For the past week I’ve been saying it’s time to shave my head again. I’ve also been waking up every morning with the song “Nothing Compares 2U” by Sinéad O’Connor stuck in my nugget.
I’ll let you decide.
Oh, and fun fact: the internet tells me that song was written by Prince. A lot of times I read a fact like that and will be like, my entire life is a lie. This time, though, I absolutely hear it.
This morning Dan and I went to McDonald’s (curbside) to get my favorite chemo breakfast. I’m not overly proud of eating fast food this frequently. But on chemo, you do what you gotta do.
Plus, I put the restaurant app on my phone and they’ve been doing double points during breakfast hours. I’ve earned a free, large frappe. It’s caffeinated dessert at 9 am. Scratch that. It’s a LARGE caffeinated dessert at 9 am. And all I had to do to get it was eat there like four times this month.
And I can hear my haters now, “But Emily, you’re on a fixed income. You need to raise money again.
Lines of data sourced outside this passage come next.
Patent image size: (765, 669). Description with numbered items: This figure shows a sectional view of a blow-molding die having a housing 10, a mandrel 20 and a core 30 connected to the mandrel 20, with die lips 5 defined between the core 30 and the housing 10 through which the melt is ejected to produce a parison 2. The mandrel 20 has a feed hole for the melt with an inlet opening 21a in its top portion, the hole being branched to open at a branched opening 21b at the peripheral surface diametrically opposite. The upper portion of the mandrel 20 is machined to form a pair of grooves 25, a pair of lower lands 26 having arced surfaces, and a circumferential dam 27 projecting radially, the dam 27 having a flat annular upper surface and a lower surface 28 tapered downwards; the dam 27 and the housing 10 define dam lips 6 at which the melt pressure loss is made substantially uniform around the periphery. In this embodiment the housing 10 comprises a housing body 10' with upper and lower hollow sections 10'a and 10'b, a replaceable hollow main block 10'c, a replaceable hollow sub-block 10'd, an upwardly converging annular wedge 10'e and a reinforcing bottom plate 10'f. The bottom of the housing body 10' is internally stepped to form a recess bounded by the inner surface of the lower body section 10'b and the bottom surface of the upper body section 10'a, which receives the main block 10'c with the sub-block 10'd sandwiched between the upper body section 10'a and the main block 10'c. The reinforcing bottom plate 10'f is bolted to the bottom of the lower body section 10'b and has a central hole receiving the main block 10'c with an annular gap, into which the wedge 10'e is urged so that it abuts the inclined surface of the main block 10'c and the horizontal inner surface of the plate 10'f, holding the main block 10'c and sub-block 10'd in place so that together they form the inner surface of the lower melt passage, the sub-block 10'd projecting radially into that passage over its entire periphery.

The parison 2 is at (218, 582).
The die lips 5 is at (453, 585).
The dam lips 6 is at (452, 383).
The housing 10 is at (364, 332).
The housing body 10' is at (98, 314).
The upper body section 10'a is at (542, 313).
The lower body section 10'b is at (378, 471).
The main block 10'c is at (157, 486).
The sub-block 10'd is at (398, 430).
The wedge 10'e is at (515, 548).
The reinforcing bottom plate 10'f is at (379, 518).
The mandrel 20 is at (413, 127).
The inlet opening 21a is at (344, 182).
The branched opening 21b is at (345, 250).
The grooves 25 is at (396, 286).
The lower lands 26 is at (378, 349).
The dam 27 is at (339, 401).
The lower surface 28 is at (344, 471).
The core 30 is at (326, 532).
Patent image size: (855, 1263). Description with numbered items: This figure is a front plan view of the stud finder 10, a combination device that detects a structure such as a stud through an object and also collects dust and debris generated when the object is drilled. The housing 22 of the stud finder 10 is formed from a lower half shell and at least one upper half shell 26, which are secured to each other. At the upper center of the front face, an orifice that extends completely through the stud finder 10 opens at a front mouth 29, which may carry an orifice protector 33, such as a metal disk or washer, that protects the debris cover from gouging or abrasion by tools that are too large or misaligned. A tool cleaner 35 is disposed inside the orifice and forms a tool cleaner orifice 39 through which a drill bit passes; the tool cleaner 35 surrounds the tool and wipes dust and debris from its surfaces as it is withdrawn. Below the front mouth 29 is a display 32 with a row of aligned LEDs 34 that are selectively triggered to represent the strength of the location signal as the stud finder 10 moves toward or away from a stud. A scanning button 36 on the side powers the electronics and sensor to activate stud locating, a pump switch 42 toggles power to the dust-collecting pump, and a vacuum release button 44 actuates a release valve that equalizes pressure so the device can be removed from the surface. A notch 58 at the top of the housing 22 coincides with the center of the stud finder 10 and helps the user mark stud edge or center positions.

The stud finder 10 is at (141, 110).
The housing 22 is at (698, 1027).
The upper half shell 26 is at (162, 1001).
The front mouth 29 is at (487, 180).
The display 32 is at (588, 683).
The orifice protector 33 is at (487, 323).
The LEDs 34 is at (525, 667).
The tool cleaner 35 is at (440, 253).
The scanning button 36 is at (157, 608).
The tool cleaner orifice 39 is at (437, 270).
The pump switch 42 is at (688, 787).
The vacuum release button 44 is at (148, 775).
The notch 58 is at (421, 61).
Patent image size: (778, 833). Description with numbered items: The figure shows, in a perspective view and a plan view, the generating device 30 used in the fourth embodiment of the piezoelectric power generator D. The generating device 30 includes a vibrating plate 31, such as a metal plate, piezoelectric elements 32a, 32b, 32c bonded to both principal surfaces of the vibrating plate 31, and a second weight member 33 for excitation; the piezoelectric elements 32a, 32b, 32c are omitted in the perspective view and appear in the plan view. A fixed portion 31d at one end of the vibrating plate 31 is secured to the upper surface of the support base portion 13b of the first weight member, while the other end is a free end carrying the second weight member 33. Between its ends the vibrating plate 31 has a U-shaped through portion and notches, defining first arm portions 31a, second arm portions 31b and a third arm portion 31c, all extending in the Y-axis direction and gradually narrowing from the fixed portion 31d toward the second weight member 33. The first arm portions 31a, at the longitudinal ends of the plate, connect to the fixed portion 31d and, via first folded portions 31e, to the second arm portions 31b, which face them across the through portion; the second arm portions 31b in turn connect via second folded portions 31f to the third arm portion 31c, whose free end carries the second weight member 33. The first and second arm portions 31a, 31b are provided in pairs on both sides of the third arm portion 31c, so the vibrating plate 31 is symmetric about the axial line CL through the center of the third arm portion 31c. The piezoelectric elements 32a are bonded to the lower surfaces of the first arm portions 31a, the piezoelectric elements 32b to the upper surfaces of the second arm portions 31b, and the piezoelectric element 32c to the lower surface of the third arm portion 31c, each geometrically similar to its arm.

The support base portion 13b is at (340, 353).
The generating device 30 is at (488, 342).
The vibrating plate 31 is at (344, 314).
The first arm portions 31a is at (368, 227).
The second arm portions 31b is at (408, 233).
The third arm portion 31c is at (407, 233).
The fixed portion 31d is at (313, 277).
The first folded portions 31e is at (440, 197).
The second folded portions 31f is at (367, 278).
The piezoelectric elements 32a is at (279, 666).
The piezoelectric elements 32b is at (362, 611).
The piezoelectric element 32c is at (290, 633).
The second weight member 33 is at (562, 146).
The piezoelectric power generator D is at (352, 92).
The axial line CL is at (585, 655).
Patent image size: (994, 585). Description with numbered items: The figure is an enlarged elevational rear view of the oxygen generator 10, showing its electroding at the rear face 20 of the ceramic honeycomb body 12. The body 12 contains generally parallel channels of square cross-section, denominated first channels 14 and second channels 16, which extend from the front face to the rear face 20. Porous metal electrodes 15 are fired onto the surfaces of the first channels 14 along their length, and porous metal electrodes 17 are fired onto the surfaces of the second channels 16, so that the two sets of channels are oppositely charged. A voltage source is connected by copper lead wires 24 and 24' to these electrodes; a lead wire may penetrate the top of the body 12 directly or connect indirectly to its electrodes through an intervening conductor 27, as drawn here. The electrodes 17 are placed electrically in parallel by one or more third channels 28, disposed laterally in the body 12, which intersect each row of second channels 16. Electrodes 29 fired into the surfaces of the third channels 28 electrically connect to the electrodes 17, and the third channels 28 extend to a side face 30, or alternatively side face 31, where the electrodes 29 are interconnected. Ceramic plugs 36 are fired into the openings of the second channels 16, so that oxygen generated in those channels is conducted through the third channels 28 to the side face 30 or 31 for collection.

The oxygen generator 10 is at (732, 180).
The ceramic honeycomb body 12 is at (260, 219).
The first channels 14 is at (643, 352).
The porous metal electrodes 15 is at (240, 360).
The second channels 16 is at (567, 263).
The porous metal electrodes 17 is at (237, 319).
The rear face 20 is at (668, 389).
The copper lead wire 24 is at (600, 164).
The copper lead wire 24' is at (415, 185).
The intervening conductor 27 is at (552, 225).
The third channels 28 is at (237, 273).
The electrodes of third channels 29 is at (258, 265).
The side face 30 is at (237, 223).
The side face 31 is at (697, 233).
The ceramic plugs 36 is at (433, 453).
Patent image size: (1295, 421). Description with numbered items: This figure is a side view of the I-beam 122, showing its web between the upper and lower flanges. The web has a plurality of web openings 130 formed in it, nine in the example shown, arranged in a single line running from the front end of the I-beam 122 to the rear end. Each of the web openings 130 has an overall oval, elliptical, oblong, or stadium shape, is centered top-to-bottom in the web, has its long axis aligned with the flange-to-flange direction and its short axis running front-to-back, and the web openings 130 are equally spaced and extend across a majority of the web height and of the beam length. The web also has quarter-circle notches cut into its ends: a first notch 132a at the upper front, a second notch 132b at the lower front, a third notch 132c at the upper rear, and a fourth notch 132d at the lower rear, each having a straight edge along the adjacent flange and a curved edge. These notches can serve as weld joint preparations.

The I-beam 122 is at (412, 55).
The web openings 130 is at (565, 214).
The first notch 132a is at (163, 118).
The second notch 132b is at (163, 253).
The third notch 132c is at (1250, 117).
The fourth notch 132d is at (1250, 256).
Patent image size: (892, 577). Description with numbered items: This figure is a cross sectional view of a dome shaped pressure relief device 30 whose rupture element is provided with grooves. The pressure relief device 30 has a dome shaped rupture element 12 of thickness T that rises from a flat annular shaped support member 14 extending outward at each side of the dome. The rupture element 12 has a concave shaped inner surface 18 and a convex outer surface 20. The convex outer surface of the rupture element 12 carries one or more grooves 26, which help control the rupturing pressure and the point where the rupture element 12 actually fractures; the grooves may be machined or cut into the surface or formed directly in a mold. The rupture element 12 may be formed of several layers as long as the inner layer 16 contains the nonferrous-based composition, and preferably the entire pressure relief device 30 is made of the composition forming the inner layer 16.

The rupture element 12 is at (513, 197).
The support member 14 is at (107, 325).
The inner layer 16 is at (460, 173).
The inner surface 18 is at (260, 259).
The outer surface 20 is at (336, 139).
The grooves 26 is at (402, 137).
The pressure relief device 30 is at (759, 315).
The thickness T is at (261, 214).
Is eating out wise?”
To which I respond. “Clearly you know nothing about being poor or having cancer or being disabled or having a caregiver go a whole year without proper meds because insurance. But if you’re concerned, feel free to send me a gift card.
Besides, if my food stays down, so do the really pricey meds. My frappe is tasty AND frugal, baby! Tuck that away for when *you* get cancer. You’re welcome.”
Welp. It’s Thursday, and I have a lot to get to today: run Chad, shave my head, shower, fold a basket of laundry, update my Amazon list, and maybe play some Animal Crossing.
Reminder: don’t say that “must be nice” or whatever unless you would also like to do all of that with brain cancer.